悼念译诗
《一》
柳林
丹蒂·加布里埃尔·罗塞蒂(Dante Gabriel Rossetti 1828—1882)英国诗人
点评
神仙作伴,可谓孤独之极;神曲传情,真是思念太甚。清泉闪亮爱人的眼睛,碧波化作爱人的秀发,就连那汩汩流淌的水声也变成与爱人狂吻的背景音乐。这首悼念爱人的诗,通篇不见“爱人”及“悼念”之类的词语。这“悼亡”的意义由“willow”一词隐含,而“爱人”则用代词表达。中国人用“折柳” 表示对离人的依依惜别之情,而西方人用以表示对死者的哀悼。正因为这种文化内含的差异,我们采用注释性翻译手法,起首点明“哀悼爱人的亡灵”。
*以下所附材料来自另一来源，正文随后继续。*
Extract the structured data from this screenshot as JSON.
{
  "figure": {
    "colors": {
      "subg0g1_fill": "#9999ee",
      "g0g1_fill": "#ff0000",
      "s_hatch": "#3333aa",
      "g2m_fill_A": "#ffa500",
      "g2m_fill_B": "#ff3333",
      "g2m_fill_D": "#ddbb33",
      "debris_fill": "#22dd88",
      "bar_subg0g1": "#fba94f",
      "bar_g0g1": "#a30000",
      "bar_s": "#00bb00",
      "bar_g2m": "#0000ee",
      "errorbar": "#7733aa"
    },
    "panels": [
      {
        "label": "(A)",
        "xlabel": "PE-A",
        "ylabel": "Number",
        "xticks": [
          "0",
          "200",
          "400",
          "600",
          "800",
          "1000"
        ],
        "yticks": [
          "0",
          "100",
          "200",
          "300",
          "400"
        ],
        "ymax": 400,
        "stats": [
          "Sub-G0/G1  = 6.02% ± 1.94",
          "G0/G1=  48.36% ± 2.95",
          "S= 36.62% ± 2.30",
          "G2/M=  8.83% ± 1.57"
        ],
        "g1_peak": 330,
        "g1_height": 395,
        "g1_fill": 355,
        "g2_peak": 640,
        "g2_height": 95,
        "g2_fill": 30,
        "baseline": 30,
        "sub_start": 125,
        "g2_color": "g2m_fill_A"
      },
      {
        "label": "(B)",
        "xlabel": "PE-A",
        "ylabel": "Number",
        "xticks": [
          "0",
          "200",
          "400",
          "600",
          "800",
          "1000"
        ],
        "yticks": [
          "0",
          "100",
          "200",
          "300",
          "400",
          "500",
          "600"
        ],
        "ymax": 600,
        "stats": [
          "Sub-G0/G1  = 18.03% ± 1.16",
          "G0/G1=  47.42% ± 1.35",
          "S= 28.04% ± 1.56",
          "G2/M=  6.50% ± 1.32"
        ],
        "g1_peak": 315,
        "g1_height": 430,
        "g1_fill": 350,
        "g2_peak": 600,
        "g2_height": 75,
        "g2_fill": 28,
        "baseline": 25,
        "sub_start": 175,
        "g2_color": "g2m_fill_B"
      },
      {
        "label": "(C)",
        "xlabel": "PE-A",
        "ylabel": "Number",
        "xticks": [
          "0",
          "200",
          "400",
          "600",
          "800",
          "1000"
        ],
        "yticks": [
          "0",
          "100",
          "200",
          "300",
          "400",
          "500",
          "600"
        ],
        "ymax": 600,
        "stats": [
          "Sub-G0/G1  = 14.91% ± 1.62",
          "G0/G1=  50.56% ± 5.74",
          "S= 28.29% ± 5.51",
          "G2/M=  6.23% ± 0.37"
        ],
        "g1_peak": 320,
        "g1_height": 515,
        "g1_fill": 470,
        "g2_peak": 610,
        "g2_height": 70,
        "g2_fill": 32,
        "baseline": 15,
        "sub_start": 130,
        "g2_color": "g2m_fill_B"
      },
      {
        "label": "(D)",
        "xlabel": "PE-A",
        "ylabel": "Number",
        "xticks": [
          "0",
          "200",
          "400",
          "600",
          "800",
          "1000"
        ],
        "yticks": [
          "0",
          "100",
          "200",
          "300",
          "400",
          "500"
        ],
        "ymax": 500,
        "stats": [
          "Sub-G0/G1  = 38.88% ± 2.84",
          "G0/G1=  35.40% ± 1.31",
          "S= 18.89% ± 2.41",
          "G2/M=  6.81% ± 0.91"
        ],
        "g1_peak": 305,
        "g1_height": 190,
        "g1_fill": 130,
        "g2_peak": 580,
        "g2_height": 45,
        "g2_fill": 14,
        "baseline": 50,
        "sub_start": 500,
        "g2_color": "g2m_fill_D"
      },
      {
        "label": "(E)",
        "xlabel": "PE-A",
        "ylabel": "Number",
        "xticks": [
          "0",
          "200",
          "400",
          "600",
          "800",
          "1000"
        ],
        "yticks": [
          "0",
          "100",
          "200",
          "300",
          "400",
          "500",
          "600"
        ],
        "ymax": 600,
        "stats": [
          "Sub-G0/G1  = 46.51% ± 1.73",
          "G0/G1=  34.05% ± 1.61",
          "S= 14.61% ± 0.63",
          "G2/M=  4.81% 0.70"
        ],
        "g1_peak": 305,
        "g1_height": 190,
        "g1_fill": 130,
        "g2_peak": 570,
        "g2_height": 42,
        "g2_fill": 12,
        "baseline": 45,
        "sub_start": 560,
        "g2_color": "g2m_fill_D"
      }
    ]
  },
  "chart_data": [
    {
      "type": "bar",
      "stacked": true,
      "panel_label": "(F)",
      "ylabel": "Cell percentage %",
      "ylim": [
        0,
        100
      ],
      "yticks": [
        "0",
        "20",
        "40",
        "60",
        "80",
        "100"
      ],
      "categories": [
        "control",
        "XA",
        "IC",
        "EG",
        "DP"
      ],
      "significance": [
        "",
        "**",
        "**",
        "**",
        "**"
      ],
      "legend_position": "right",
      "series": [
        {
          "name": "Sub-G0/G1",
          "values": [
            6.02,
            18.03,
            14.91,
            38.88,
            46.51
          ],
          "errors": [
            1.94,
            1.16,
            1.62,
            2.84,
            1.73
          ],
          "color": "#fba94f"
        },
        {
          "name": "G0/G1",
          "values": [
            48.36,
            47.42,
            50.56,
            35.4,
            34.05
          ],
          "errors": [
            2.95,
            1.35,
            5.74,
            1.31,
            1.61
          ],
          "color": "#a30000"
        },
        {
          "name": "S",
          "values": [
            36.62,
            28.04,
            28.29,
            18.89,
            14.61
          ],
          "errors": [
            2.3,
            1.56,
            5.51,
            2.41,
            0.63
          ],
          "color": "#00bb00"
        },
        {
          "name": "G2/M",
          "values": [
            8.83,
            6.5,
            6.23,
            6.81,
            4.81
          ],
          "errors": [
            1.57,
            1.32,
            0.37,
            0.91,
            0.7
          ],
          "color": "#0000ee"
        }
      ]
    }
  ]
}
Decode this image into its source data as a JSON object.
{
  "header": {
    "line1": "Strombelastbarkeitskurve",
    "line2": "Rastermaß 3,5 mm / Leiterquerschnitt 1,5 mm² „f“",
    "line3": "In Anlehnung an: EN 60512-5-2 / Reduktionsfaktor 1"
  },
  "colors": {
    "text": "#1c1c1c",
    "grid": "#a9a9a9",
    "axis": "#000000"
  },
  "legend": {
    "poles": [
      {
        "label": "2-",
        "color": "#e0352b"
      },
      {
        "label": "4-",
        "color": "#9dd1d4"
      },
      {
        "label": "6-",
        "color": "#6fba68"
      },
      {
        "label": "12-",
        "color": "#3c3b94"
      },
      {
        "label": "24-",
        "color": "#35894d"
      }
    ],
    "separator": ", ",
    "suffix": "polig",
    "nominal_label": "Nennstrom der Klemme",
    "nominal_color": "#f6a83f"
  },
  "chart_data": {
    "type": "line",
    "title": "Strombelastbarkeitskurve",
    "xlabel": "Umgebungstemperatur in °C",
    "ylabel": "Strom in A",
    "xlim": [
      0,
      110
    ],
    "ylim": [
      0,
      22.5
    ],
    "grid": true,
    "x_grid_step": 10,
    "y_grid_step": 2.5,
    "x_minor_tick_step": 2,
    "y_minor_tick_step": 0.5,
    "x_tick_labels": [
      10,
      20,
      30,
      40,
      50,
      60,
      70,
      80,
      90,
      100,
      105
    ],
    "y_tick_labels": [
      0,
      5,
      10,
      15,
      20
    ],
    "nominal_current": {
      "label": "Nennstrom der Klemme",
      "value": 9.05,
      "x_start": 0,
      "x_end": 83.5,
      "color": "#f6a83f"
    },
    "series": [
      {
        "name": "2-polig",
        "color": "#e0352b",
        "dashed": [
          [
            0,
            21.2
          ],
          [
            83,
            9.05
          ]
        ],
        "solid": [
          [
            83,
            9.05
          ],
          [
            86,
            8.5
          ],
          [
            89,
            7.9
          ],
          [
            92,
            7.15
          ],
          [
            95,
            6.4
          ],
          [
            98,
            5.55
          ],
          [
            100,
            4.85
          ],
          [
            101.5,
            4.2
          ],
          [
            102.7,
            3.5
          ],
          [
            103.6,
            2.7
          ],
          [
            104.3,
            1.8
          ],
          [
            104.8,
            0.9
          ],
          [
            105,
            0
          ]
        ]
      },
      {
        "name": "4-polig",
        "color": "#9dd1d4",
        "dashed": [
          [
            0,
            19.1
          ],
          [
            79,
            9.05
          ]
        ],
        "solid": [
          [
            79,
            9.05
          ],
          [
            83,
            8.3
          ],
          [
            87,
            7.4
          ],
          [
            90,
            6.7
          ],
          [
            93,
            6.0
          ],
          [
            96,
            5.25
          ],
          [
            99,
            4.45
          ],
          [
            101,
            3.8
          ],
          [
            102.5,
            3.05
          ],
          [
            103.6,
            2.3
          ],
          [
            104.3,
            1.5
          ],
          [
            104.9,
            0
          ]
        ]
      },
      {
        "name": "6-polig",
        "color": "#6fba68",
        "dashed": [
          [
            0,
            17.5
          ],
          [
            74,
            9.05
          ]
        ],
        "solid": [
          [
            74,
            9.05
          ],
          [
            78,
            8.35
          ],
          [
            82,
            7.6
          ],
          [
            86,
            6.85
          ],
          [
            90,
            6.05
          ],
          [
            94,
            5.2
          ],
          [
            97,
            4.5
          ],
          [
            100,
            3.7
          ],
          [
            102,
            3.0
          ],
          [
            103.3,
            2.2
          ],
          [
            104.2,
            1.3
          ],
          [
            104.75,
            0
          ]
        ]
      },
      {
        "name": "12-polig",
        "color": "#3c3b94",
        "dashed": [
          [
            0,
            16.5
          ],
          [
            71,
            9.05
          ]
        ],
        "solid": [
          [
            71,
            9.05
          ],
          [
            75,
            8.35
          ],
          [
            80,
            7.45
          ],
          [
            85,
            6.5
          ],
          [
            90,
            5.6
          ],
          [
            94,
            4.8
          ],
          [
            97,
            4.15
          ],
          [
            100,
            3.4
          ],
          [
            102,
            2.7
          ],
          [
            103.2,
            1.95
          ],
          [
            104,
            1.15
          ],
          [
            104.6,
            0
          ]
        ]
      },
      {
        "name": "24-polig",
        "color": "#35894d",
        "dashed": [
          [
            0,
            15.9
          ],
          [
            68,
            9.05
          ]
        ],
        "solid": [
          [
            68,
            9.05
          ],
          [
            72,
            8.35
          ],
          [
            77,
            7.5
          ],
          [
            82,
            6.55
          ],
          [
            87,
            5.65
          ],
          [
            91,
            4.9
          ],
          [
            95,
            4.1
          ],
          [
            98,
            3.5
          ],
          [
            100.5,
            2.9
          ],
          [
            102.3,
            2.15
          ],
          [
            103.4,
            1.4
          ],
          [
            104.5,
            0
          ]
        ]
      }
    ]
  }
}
另外,由于发音及语言习惯等原因,原作中的代词在译语中大多由名词取代;特别是原作中用来表示“爱人”的女性代词,为了与男性的“爱神”相区别(汉语中两者发音相同),全都换成名词。
柳林下,泉水边,
我独自哀悼爱人的亡灵;
唯有天上的爱神前来作拌,
与我并坐泉边俯看水中的倒影;
他低头躲避我的目光,
他双唇紧闭默不出声;
他不能把天机向我泄漏,
只得弹起古瑟细细传达真情;
清泉里我们四目相对
碧水中我们心明如镜;
他的琴曲化作爱人温柔的话语,
我再也忍不住泪如雨淋。
我的泪水滴落泉中,
爱神的眼睛变成了爱人的眼睛;
爱神迈开脚步张开翅膀,
越过清泉就无踪无影;
那泉水便流进了我焦渴的心田,
那碧浪便幻化成爱人卷发的波纹;
俯身细看,爱人的红唇向我扑来,
汩汩喷涌出阵阵狂吻。
Willow Wood
I sat with Love upon a woodside well,
Leaning across the water, I and he;
Nor ever did he speak nor look’d at me,
But touch’d his lute where in was audible
The certain secret thing he had to tell:
Only our mirror’d eyes met silently
In the low wave;and thatsound came to be
The passionate voice I knew; and my tears fell.
And at their fall, his eyes beneath grew hers;
And with his foot and with his wing-feathers
He swept the spring that water’d my heart’s drouth.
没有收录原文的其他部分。